# A Rooted Ternary Tree

There is another way of generating the primitive Pythagorean triples using matrices which was discovered by Berggren in 1934 and again by Barning in 1963.

The matrices are :

$$\mathbf{A} = \begin{pmatrix} 1&-2&2\\ 2&-1&2\\ 2&-2&3 \end{pmatrix}$$

$$\mathbf{B} = \begin{pmatrix} 1&2&2\\ 2&1&2\\ 2&2&3 \end{pmatrix}$$

$$\mathbf{C} = \begin{pmatrix} -1&2&2\\ -2&1&2\\ -2&2&3 \end{pmatrix}$$

$$(3, 4, 5)$$ is the root of this ternary tree and has three children using these matrices.

We showed previously that there is an infinite set of Pythagorean triples where $$m\; – n = 1$$ and another infinite set where $$(m\; – n)/n \approx \sqrt{2}$$.

We show another infinite set where $$n = 1$$.

We chose this time to use $$(3, 4, 5) = (x, y, z)$$ where $$x = m^2\;- n^2, y = 2mn$$ and $$z = m^2 + n^2$$.

We observe that $$x + 2 = z$$.  That is :

\begin{align} m^2 – n^2 + 2 &= m^2 + n^2\\ 2n^2 &= 2\\ n^2 &= 1\\ n &= 1 \end{align}

The set begins :

$$\begin{array} {c c c c c} m&n&x&y&z\\ \hline 2&1&3&4&5\\ 4&1&15&8&17\\ 6&1&35&12&37\\ 8&1&63&16&65\\ 10&1&99&20&101 \end{array}$$

All three of the above properties hold for the first primitive Pythagorean triple $$(3, 4, 5)$$.

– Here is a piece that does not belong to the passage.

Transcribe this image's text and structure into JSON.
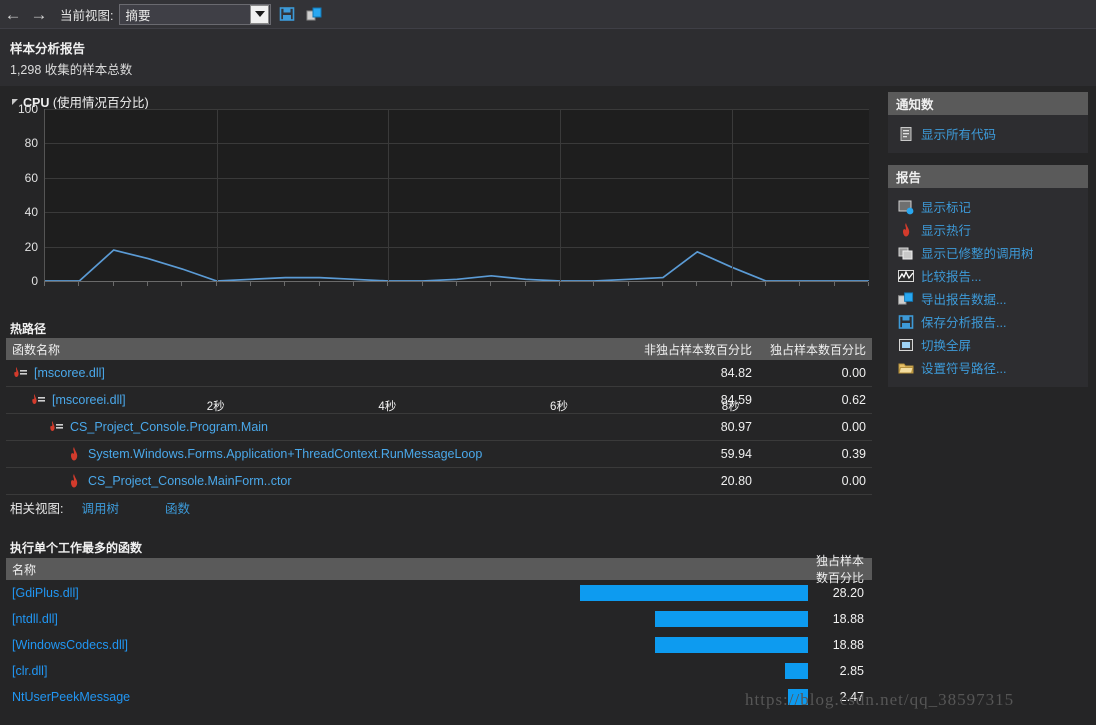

We express $$(3, 4, 5)$$ as a column vector

$$\mathbf{P}_0 = \begin{pmatrix}3\\4\\5\end{pmatrix}$$

Matrix multiplication is not commutative.    $$\mathbf{AB}\neq\mathbf{BA}$$  in general.

We calculate as follows :

$$\begin{pmatrix} a&b&c\\ d&e&f\\ g&h&i \end{pmatrix} \begin{pmatrix} j\\ k\\ l \end{pmatrix} = \begin{pmatrix} aj\;\; + &bk\;\; + &cl\\ dj\;\; + &ek\;\; + &fl\\ gj\;\; + &hk\;\;+ &il \end{pmatrix} = \begin{pmatrix} m\\ n\\ o \end{pmatrix}$$

We apply each matrix:

$$\mathbf{AP}_0 = \begin{pmatrix} 1&-2&2\\ 2&-1&2\\ 2&-2&3 \end{pmatrix} \begin{pmatrix}3\\4\\5\end{pmatrix} = \begin{pmatrix}5\\12\\13\end{pmatrix} = \mathbf{P}_1$$

$$\mathbf{BP}_0 =\; \begin{pmatrix} 1&2&2\\ 2&1&2\\ 2&2&3 \end{pmatrix} \begin{pmatrix}3\\4\\5\end{pmatrix} = \begin{pmatrix}21\\20\\29\end{pmatrix} = \mathbf{P}_2$$

$$\mathbf{CP}_0 = \begin{pmatrix} -1&2&2\\-2&1&2\\-2&2&3\end{pmatrix} \begin{pmatrix}3\\4\\5\end{pmatrix} = \begin{pmatrix}15\\8\\17\end{pmatrix} = \mathbf{P}_3$$

The property $$m\, – n = 1$$ holds for $$\mathbf{P}_1$$.

The property $$(m\, – n)/n \approx \sqrt 2$$ holds for $$\mathbf{P}_2$$.

The property $$n = 1$$ holds for $$\mathbf{P}_3$$.

The three children each have three children ad infinitum.

By inspection of the second generation, we see that the first child of $$\mathbf{P}_1$$ inherits the property $$m\,-n = 1$$.

The middle child of $$\mathbf{P}_2$$ inherits the property $$(m\,-n)/n \approx \sqrt 2$$.

The third child of $$\mathbf{P}_3$$inherits the property $$n = 1$$.

This rooted ternary tree produces every primitive Pythagorean triple exactly once.